Sales can really be unique for the college crowd, given a little more leeway on what participants can do. Having more resources available such as art departments and school papers means easier advertising to a wide audience along with the chance to use some fun ideas.
While car washes are popular, you can also have students put together a calendar for the cheerleading or football team. Raffle off prizes you already have on hand like a team helmet signed by the quarterback. Auctioning students off for a day is another crowd pleaser, and with supplies in the art department you can set up a puppet show and sell tickets.
Competitions are a good opportunity to get staff, and especially faculty involved. Here you can have students donating time to force faculty to do stunts, which means fun for students and crowds alike. Get kids sponsored for tournaments or endurance tests like marathons, skipping contests, or trivia face-offs. Then have staff swear to shave their head, swallow raw eggs, or wear stupid costumes once sponsorships hit a certain level.
Video gaming is also popular for the college crowd, and you can work with the audio-visual department and students own game systems to make it happen. Round up some televisions, consider renting several copies of a game and borrowing some systems, and have it projected on screens for the crowds to watch. Set this up in the student union building, talk with your existing fast-food and coffee vendors, and make a night of it.
The college crowd offers a great opportunity to take examples directly from television shows such as Survivor, and will appeal to those who are glued to their favorite episodes. Set up obstacle courses with the help of the sports department, make your own “So You Think You Can Dance”, or work with the culinary department to set up your own “Hell’s Kitchen”. Sell tickets, ask for sponsors, and advertise in your college papers and community.
Errands are another fundraising tool that works well with college students who often have more mobility (cars and existing bus passes) and can do harder work such as house-painting or snow-shovelling. Get students to donate a few hours to helping people move, walk dogs, or clean up trash. Community involvement is always a big winner and allows students to rack up some volunteer experience as well as helping with fundraising. Town councils, local businesses, and other community groups will sponsor in exchange for getting their name out there.
Events and workshops make a great opportunity to combine existing relationships with college fundraising. Is a popular author coming to the bookstore and willing to come out to an event at your college as well as a favor, knowing that the added exposure is great for them too? Will local businesses sponsor speakers for you, or even offer one of their own employees to do a talk one night? How about one of your well-known alumni; will they be willing to offer some time to a home-town event? Staff could also pitch in by offering one-night workshops or participating in special events. Can you partner with a favorite coffee shop to have your professors serve students one day?
Definitely see what members of the student union can offer as well. College students can arrange movie nights, pillow parties, dance lessons, or any hobby you can think of and invite everyone in town. Remember younger days by making gimp bracelets or having an 80’s party with scrunchies, big hair, and ripped jeans. The sports team can help people make bandannas in college colors. Grab computer programming students and some projection equipment to host a “beginners guide to the ‘net” workshop.
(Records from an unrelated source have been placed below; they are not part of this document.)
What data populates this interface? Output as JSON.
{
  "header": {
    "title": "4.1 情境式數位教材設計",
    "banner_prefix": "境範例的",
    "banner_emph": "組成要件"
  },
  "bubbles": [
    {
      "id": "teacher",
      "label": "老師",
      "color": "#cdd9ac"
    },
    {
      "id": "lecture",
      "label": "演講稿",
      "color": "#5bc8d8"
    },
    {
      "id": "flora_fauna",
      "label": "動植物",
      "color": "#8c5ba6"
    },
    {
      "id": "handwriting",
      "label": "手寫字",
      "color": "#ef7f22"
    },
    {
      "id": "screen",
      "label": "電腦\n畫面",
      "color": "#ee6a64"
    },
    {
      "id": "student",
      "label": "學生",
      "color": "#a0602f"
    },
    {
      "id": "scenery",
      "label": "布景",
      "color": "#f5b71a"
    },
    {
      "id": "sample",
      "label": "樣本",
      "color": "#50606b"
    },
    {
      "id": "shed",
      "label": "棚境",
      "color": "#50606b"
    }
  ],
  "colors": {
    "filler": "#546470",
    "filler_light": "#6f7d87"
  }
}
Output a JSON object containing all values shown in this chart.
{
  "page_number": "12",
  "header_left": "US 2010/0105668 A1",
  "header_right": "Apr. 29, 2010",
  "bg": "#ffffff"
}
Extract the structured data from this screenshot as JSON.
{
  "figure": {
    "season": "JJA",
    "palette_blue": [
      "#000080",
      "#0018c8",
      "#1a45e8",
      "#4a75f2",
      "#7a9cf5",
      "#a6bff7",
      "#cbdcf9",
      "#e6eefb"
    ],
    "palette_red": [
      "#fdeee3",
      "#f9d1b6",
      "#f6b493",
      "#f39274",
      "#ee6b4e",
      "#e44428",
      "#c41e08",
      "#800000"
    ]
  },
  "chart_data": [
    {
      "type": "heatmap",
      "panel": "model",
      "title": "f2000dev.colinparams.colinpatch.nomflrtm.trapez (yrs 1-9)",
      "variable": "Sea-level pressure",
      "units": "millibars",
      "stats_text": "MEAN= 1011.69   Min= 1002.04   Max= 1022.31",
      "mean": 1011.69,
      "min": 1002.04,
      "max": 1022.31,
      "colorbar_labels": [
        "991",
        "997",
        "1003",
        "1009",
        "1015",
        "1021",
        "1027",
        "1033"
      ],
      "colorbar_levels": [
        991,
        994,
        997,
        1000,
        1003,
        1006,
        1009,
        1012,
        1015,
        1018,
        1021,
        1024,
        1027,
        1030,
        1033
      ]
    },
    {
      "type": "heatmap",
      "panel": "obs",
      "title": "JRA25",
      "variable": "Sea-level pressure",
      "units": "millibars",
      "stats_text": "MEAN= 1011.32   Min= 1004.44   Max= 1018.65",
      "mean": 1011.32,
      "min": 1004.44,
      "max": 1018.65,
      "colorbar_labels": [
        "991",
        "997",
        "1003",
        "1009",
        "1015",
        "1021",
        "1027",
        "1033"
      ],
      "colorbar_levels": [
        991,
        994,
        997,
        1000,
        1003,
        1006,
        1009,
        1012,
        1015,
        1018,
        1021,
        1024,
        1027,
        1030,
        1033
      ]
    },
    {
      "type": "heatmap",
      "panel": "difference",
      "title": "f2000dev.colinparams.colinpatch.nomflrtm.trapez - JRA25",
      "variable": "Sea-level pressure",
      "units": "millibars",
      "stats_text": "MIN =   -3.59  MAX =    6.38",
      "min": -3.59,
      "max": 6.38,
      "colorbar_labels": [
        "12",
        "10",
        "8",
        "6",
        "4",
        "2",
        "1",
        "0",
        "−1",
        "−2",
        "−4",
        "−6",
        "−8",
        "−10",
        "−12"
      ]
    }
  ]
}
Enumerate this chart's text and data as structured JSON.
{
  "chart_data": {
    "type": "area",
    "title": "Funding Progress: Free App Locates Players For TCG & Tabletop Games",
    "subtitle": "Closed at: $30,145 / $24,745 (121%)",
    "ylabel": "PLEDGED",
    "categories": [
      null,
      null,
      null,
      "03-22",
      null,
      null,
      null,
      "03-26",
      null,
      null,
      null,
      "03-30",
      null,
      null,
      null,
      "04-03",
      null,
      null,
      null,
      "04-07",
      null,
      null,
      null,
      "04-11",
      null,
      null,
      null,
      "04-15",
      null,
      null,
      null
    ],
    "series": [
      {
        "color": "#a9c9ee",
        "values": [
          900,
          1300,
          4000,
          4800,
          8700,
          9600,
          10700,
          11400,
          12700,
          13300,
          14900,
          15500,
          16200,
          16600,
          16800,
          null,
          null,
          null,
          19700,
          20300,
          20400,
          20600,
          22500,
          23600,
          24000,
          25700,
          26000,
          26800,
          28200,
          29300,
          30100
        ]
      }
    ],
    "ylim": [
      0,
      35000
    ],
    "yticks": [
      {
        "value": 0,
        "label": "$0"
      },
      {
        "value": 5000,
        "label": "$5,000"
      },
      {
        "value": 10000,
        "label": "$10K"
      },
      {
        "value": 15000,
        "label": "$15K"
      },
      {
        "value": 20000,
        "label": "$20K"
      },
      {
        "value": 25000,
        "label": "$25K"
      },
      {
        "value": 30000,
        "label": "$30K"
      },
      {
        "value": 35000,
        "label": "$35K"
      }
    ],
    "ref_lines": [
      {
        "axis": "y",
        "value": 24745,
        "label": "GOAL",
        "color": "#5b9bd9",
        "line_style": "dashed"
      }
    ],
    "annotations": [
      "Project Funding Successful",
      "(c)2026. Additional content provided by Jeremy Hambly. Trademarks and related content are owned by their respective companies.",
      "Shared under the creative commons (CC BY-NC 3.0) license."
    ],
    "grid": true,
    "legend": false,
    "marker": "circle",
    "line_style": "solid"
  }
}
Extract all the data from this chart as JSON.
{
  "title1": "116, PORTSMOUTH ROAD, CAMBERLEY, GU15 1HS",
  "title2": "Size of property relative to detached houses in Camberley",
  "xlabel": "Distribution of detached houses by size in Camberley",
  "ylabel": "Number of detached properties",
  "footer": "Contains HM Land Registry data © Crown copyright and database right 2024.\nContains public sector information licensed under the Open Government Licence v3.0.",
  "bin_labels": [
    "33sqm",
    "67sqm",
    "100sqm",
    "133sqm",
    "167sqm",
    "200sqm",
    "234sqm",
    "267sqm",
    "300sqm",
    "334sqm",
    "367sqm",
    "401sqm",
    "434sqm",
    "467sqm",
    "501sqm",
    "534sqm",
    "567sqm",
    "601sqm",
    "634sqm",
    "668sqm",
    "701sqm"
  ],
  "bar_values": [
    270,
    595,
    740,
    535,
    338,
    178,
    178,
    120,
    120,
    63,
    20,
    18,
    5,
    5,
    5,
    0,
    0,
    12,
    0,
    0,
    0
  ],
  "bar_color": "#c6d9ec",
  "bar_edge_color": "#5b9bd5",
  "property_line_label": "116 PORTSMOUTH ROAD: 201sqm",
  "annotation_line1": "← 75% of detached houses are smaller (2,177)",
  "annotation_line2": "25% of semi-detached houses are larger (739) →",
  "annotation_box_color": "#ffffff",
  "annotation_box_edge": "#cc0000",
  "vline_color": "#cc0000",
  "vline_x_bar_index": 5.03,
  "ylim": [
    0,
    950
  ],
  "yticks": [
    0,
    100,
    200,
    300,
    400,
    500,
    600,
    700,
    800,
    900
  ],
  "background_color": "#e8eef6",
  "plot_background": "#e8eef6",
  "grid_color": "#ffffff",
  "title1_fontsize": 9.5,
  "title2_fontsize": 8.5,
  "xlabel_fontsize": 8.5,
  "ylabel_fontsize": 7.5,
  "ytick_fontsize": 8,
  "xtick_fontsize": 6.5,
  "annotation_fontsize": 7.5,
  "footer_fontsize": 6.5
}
Maybe the fashion department can help make costumes, or arts can help make decorations. This is an excellent time to encourage students to gather volunteer work on their resume, and businesses to contribute for some media attention. Canvas departments and think of ways each can find a way to fundraise that is fun and matches the department’s focus. For example, student nurses can “check vitals” for donations, culinary departments can donate baking results (that would be a good time to taste-test early on), and environmental students can clean up the park or have a bike-a-thon to raise awareness about alternative transportation.
Avoid the obvious, mundane, or so-completely-over-it fundraising activities that everyone has done time and time again. College students offer more opportunities to do something exciting, and will be more motivated by egg drops or head shaves then selling candy bars. Gaining participation will be easier when people aren’t rolling their eyes at yet another car wash. If you have to go that route at least spice it up by getting the football players to do it in full gear (how easy do you think it’d be to cleaning up nooks and crannies with all that extra padding and helmets too?). Fun is foremost, and leveraging existing sponsorships and resources can make fundraising cooler.